Eelgrass Wasting Disease: an Overview

Room 613-614

During the 1930s, ‘wasting disease’ decimated eelgrass, Zostera marina L., meadows along the Atlantic Coast of North America and Europe with over 90% loss. Outbreaks of wasting disease were also documented in the Pacific Northwest and New Zealand. Wasting disease continues to affect eelgrass meadows with variable degrees of loss, though none as catastrophic as the 1930s. Speculations concerning the causative agent of the 1930s wasting disease included microorganisms, oil pollution, drought, or changes in salinity, temperature, or irradiance. In 1987, it was shown using Koch’s postulates that the eelgrass wasting disease is caused by infection with a marine slime-mold-like protist, Labyrinthula zosterae, a host-specific pathogen.
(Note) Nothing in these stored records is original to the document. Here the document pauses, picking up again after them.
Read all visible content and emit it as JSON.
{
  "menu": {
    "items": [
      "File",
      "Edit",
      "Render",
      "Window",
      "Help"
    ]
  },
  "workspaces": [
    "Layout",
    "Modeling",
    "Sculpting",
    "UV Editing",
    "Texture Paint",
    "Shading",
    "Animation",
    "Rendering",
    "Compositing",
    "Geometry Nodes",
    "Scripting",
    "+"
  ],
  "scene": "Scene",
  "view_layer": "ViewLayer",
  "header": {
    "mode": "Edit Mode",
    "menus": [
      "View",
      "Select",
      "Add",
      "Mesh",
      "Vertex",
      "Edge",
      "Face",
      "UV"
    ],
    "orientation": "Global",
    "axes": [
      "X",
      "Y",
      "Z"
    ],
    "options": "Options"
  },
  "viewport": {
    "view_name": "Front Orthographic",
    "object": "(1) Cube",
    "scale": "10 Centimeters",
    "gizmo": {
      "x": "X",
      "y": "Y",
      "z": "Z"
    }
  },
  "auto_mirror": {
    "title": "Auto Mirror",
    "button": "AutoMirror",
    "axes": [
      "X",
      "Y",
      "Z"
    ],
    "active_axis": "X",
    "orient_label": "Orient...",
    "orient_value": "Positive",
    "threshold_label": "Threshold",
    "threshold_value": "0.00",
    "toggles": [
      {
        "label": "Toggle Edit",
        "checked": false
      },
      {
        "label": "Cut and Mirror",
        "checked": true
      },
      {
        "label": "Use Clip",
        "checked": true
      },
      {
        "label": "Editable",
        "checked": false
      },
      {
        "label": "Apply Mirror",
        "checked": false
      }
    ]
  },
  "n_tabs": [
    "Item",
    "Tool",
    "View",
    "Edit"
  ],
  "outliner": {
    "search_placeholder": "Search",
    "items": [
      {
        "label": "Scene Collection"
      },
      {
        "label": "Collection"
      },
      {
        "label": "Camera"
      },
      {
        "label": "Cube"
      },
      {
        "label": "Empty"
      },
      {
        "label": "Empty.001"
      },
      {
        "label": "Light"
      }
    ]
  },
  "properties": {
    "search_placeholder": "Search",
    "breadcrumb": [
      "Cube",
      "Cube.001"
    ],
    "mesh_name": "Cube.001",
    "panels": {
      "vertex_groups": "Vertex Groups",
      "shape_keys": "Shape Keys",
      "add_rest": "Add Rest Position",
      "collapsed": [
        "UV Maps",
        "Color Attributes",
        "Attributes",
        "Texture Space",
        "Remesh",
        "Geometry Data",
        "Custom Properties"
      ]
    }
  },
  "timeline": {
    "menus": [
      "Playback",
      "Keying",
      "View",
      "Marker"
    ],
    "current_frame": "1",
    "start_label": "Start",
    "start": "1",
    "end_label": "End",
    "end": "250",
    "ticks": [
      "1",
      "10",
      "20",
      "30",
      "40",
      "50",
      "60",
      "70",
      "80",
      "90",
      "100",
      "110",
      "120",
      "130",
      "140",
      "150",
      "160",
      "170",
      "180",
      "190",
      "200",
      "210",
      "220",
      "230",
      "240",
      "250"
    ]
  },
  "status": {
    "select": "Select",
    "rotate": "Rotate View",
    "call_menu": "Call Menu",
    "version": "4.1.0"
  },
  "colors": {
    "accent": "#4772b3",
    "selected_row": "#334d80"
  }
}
Wasting disease infection spreads either through direct contact with an infected growing plant or drifting detached plant parts. The initial symptoms are black-brown areas on the leaves, which, as the infection develops, coalesce to form patches, larger blackened spots and streaks; ultimately, the plant dies. The photosynthetic efficiency of green leaves is reduced by half at the margins of the necrotic region, and above these blackened spots photosynthetic activity is diminished. Microscopic examination of necrotic leaves reveals that the pathogen moves rapidly (175 μm min–1) through tissues, penetrating cell walls. The protist initiates enzymatic degradation of the cell wall and destruction of the cytoplasm, creating the black spots. Labyrinthula activity slows at salinities less than 20 to 25. Elevated temperature and low light were implicated in the 1930s epidemic. Recent studies show that elevated temperature and prolonged low light levels create metabolic stress which increases plant susceptibility to the disease while high phenolic levels in eelgrass reduce susceptibility. The reports of unexplained eelgrass die-off in Californian estuaries, as well as observations of blackened leaf tissue along the west coast, prompt the need for scientific investigation of wasting disease across the region.